Optical and broadband dielectric investigations of photochromic polymethacrylates

Abstract

The molecular dynamics and optical switching behavior (photo alignment) of novel azobenzene containing side-group (co)polymers were studied by time-resolved optical spectroscopy and broadband dielectric spectroscopy (BDS). To elucidate the effect of the molecular structure on the photochromic properties, two series of poly(methacrylates) with different aliphatic spacer units and four different concentrations of the chromophoric monomer were investigated. For both series, an inverse relation between the switching (retardation and relaxation) times and the chromophore content was found as well as a strong correlation between switching times and alignment efficiency.

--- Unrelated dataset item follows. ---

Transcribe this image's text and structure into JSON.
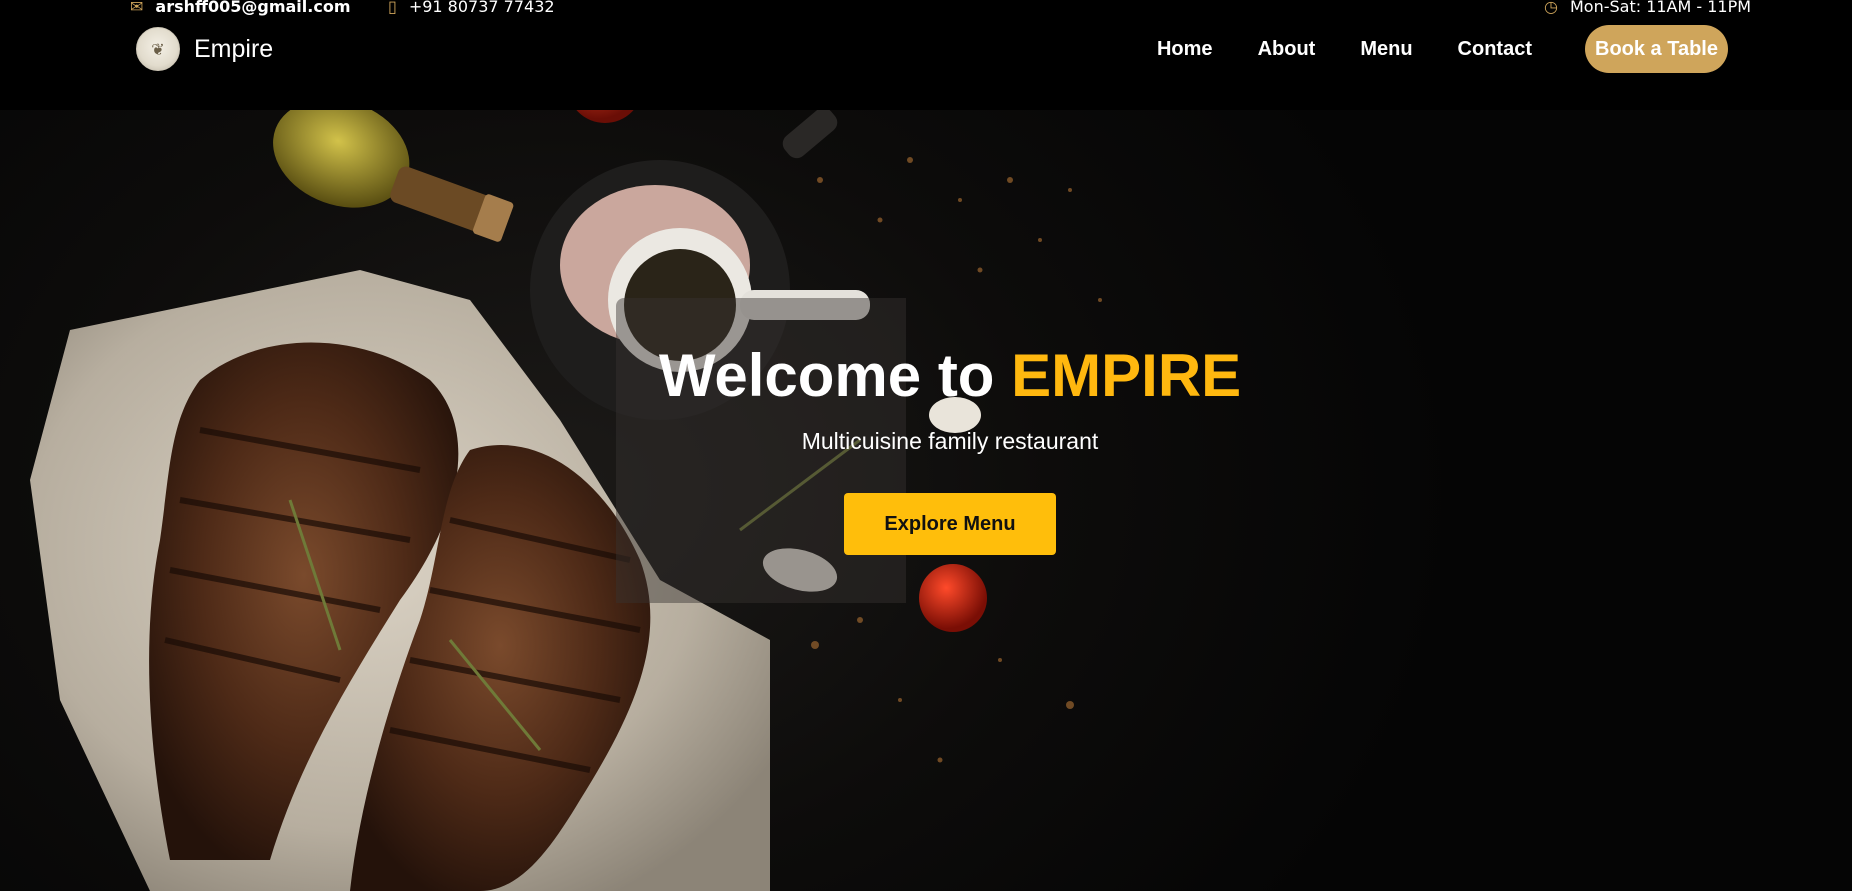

Dielectric spectroscopy on all materials revealed up to three relaxation processes (α, α*, δ) above the glass transition temperature that were assigned to the dynamic glass transition of the polymer backbone and the fast and slow fluctuation of the chromophores around their long and short molecular axes. In the glassy state, occasionally two Arrhenius-type relaxations were observed that were identified as local motions of the butyl side group and the chromophore in its anisotropic environment. Both materials series showed a monotonic increase in Tg and the dynamic fragility with increasing chromophore concentration, which was explained by an increasing effect of physical crosslinking provided by the increasingly dense packed side groups.